Max Eduard Giese (5 July 1867, Düsseldorf - 9 July 1916, Munich) was a German landscape and cityscape painter, associated with the Düsseldorfer Malerschule.
He was the first son born to the architect, Ernst Giese, who had taken a professorship at the Kunstakademie Düsseldorf the year before, and his wife, Gertrud née Barteldes. His brother Friedrich, who would also become an architect, was born in 1871. The following year, his father moved back to his hometown of Dresden, to become a partner in a design firm.[1] Max would return to Düsseldorf, to study painting at the Kunstakademie.
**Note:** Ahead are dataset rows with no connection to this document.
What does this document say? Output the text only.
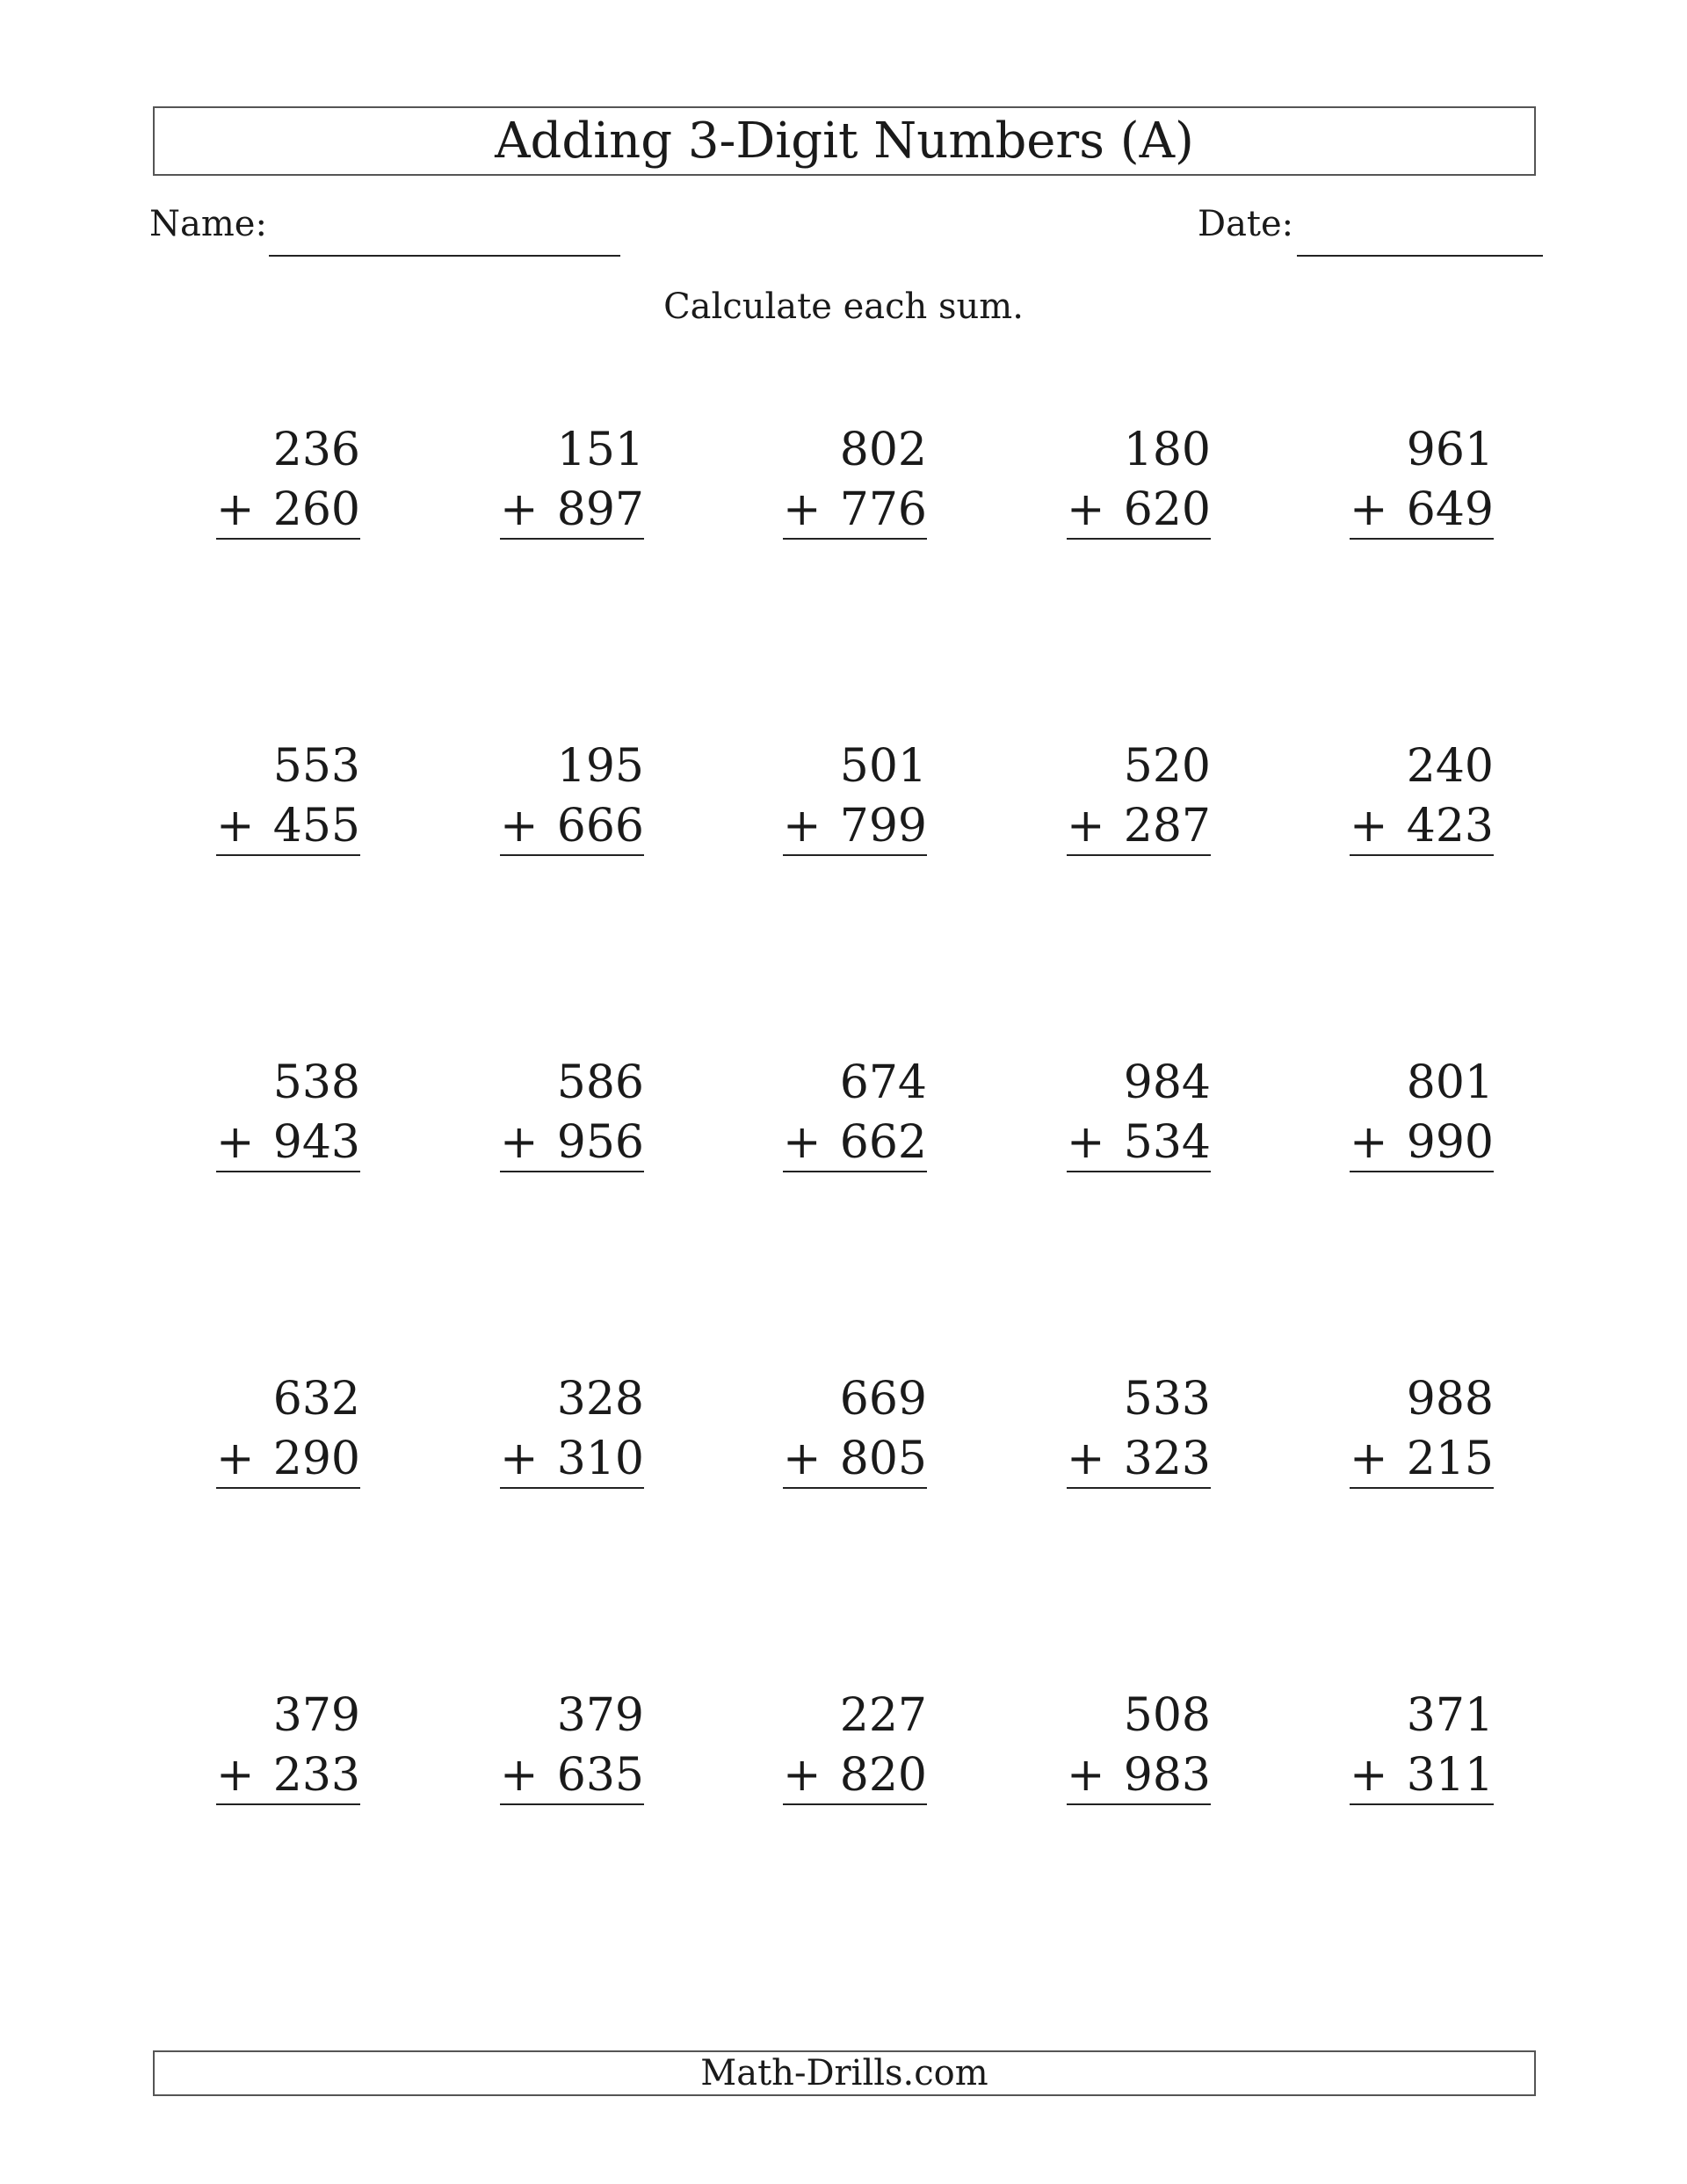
Adding 3-Digit Numbers (A)
Name:	Date:
Calculate each sum.
236
+ 260
151
+ 897
802
+ 776
180
+ 620
961
+ 649
553
+ 455
195
+ 666
501
+ 799
520
+ 287
240
+ 423
538
+ 943
586
+ 956
674
+ 662
984
+ 534
801
+ 990
632
+ 290
328
+ 310
669
+ 805
533
+ 323
988
+ 215
379
+ 233
379
+ 635
227
+ 820
508
+ 983
371
+ 311
Math-Drills.com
His most important teacher there was the Naturalistic landscape artist, Eugen Dücker, whose classes he attended from 1887 to 1889. He then went to Munich, where he was a private student of Ludwig Dill, after which he settled back in Dresden, as a free-lance painter. He also exhibited frequently; notably at the Glaspalast (from 1890), the Große Berliner Kunstausstellung (1893), and the Vienna Künstlerhaus (1894).[2]
In 1897, he married a fellow painter, Martha Schmook (1860–1923), originally from Breslau and one of the founders of the (Female Artists' Association). In 1900, they moved to Munich, where they lived with her sister, the painter . Later, Martha became Chairwoman of the Federation of German and Austrian Artists' Associations.[3]
In 1904, together with Carl Strathmann, René Reinicke, Hans Beat Wieland, Rudolf Köselitz, and several others, he was one of the co-founders of the Munich Watercolorists Association.[4]